Su Rete 8 la storia di Piero Di Iorio, l’Eduardo d’Abruzzo

31 Gennaio 2021

CHIETI. Sembra un passaggio di testimone. Eduardo, il grande Eduardo, e Piero. Due facce da attore che si assomigliavano molto. A quella maschera da teatro greco di Siracusa, Piero Di Iorio deve...
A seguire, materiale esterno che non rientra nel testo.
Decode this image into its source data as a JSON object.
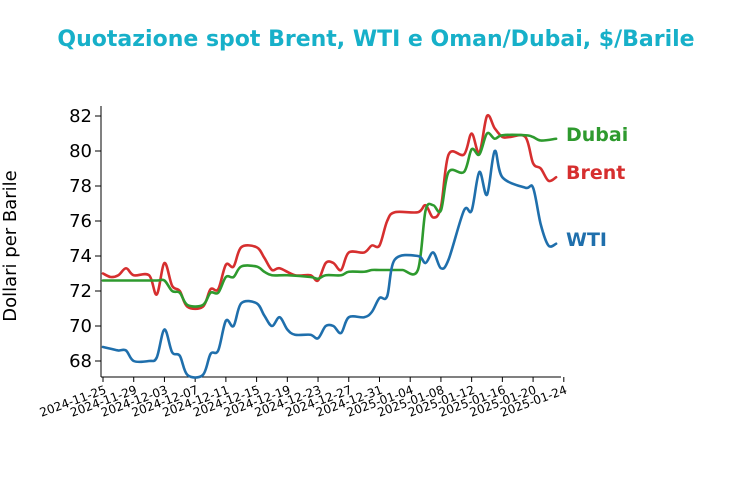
{
  "chart_data": {
    "type": "line",
    "title": "Quotazione spot Brent, WTI e Oman/Dubai, $/Barile",
    "xlabel": "",
    "ylabel": "Dollari per Barile",
    "ylim": [
      67.2,
      82.5
    ],
    "yticks": [
      68,
      70,
      72,
      74,
      76,
      78,
      80,
      82
    ],
    "x_start": "2024-11-25",
    "x_end": "2025-01-23",
    "xtick_labels": [
      "2024-11-25",
      "2024-11-29",
      "2024-12-03",
      "2024-12-07",
      "2024-12-11",
      "2024-12-15",
      "2024-12-19",
      "2024-12-23",
      "2024-12-27",
      "2024-12-31",
      "2025-01-04",
      "2025-01-08",
      "2025-01-12",
      "2025-01-16",
      "2025-01-20",
      "2025-01-24"
    ],
    "grid": false,
    "legend": "labels at line ends (right)",
    "title_color": "#17b0c9",
    "series": [
      {
        "name": "Brent",
        "color": "#d62f2f",
        "x": [
          "2024-11-25",
          "2024-11-26",
          "2024-11-27",
          "2024-11-28",
          "2024-11-29",
          "2024-12-01",
          "2024-12-02",
          "2024-12-03",
          "2024-12-04",
          "2024-12-05",
          "2024-12-06",
          "2024-12-08",
          "2024-12-09",
          "2024-12-10",
          "2024-12-11",
          "2024-12-12",
          "2024-12-13",
          "2024-12-15",
          "2024-12-16",
          "2024-12-17",
          "2024-12-18",
          "2024-12-20",
          "2024-12-22",
          "2024-12-23",
          "2024-12-24",
          "2024-12-25",
          "2024-12-26",
          "2024-12-27",
          "2024-12-29",
          "2024-12-30",
          "2024-12-31",
          "2025-01-01",
          "2025-01-02",
          "2025-01-05",
          "2025-01-06",
          "2025-01-07",
          "2025-01-08",
          "2025-01-09",
          "2025-01-11",
          "2025-01-12",
          "2025-01-13",
          "2025-01-14",
          "2025-01-15",
          "2025-01-16",
          "2025-01-17",
          "2025-01-19",
          "2025-01-20",
          "2025-01-21",
          "2025-01-22",
          "2025-01-23"
        ],
        "y": [
          73.0,
          72.8,
          72.9,
          73.3,
          72.9,
          72.9,
          71.8,
          73.6,
          72.3,
          72.0,
          71.1,
          71.1,
          72.1,
          72.1,
          73.5,
          73.4,
          74.5,
          74.5,
          73.9,
          73.2,
          73.3,
          72.9,
          72.9,
          72.6,
          73.6,
          73.6,
          73.2,
          74.2,
          74.2,
          74.6,
          74.6,
          76.0,
          76.5,
          76.5,
          76.9,
          76.2,
          76.8,
          79.8,
          79.8,
          81.0,
          79.9,
          82.0,
          81.3,
          80.8,
          80.8,
          80.8,
          79.3,
          79.0,
          78.3,
          78.5
        ]
      },
      {
        "name": "Dubai",
        "color": "#2e9a2e",
        "x": [
          "2024-11-25",
          "2024-11-27",
          "2024-11-29",
          "2024-12-02",
          "2024-12-03",
          "2024-12-04",
          "2024-12-05",
          "2024-12-06",
          "2024-12-08",
          "2024-12-09",
          "2024-12-10",
          "2024-12-11",
          "2024-12-12",
          "2024-12-13",
          "2024-12-15",
          "2024-12-16",
          "2024-12-17",
          "2024-12-19",
          "2024-12-22",
          "2024-12-23",
          "2024-12-24",
          "2024-12-26",
          "2024-12-27",
          "2024-12-29",
          "2024-12-30",
          "2024-12-31",
          "2025-01-02",
          "2025-01-03",
          "2025-01-05",
          "2025-01-06",
          "2025-01-07",
          "2025-01-08",
          "2025-01-09",
          "2025-01-11",
          "2025-01-12",
          "2025-01-13",
          "2025-01-14",
          "2025-01-15",
          "2025-01-16",
          "2025-01-19",
          "2025-01-20",
          "2025-01-21",
          "2025-01-23"
        ],
        "y": [
          72.6,
          72.6,
          72.6,
          72.6,
          72.6,
          72.0,
          71.9,
          71.2,
          71.2,
          71.9,
          71.9,
          72.8,
          72.8,
          73.4,
          73.4,
          73.1,
          72.9,
          72.9,
          72.8,
          72.7,
          72.9,
          72.9,
          73.1,
          73.1,
          73.2,
          73.2,
          73.2,
          73.2,
          73.2,
          76.6,
          76.9,
          76.6,
          78.8,
          78.8,
          80.1,
          79.8,
          81.0,
          80.7,
          80.9,
          80.9,
          80.8,
          80.6,
          80.7
        ]
      },
      {
        "name": "WTI",
        "color": "#1f6fac",
        "x": [
          "2024-11-25",
          "2024-11-26",
          "2024-11-27",
          "2024-11-28",
          "2024-11-29",
          "2024-12-01",
          "2024-12-02",
          "2024-12-03",
          "2024-12-04",
          "2024-12-05",
          "2024-12-06",
          "2024-12-08",
          "2024-12-09",
          "2024-12-10",
          "2024-12-11",
          "2024-12-12",
          "2024-12-13",
          "2024-12-15",
          "2024-12-16",
          "2024-12-17",
          "2024-12-18",
          "2024-12-19",
          "2024-12-20",
          "2024-12-22",
          "2024-12-23",
          "2024-12-24",
          "2024-12-25",
          "2024-12-26",
          "2024-12-27",
          "2024-12-29",
          "2024-12-30",
          "2024-12-31",
          "2025-01-01",
          "2025-01-02",
          "2025-01-05",
          "2025-01-06",
          "2025-01-07",
          "2025-01-08",
          "2025-01-09",
          "2025-01-11",
          "2025-01-12",
          "2025-01-13",
          "2025-01-14",
          "2025-01-15",
          "2025-01-16",
          "2025-01-19",
          "2025-01-20",
          "2025-01-21",
          "2025-01-22",
          "2025-01-23"
        ],
        "y": [
          68.8,
          68.7,
          68.6,
          68.6,
          68.0,
          68.0,
          68.2,
          69.8,
          68.5,
          68.3,
          67.2,
          67.2,
          68.4,
          68.6,
          70.3,
          70.0,
          71.3,
          71.3,
          70.6,
          70.0,
          70.5,
          69.8,
          69.5,
          69.5,
          69.3,
          70.0,
          70.0,
          69.6,
          70.5,
          70.5,
          70.8,
          71.6,
          71.7,
          73.8,
          74.0,
          73.6,
          74.2,
          73.3,
          73.8,
          76.6,
          76.6,
          78.8,
          77.5,
          80.0,
          78.5,
          77.9,
          77.9,
          75.8,
          74.6,
          74.7
        ]
      }
    ]
  }
}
CHIETI. Sembra un passaggio di testimone. Eduardo, il grande Eduardo, e Piero. Due facce da attore che si assomigliavano molto. A quella maschera da teatro greco di Siracusa, Piero Di Iorio deve molto della sua carriera. Conquistò Luca Ronconi, il suo maestro, e Lina Wertmuller che lo volle in Pasqualino Settebellezze, film del 1975, candidato a 4 premi Oscar. Piacque al suo professore della Silvio D'Amico, l'accademia d'arte drammatica, un prof che si chiamava Andrea Camilleri. Era una faccia scavata che parlava restando in silenzio. A lui è dedicata la puntata di oggi della trasmissione Mezz’ora senza virus, condotta da Lorenzo Colantonio (Il Centro), in onda dalle 13.15 su Rete 8, con la regia di Antonio D’Ottavio. Il titolo è “Attori si nasce”. È girata nel teatro Marrucino, quindi a Chieti, la città dove Piero è nato ed ha vissuto fino al giorno della sua scomparsa prematura. Era il 9 settembre 1999, l’attore che affascinò Eduardo aveva 51 anni. L’Abruzzo lo ha dimenticato. Ma oggi, grazie alla figlia Maria, tornerà a recitare sul palcoscenico del suo teatro. (u.c.)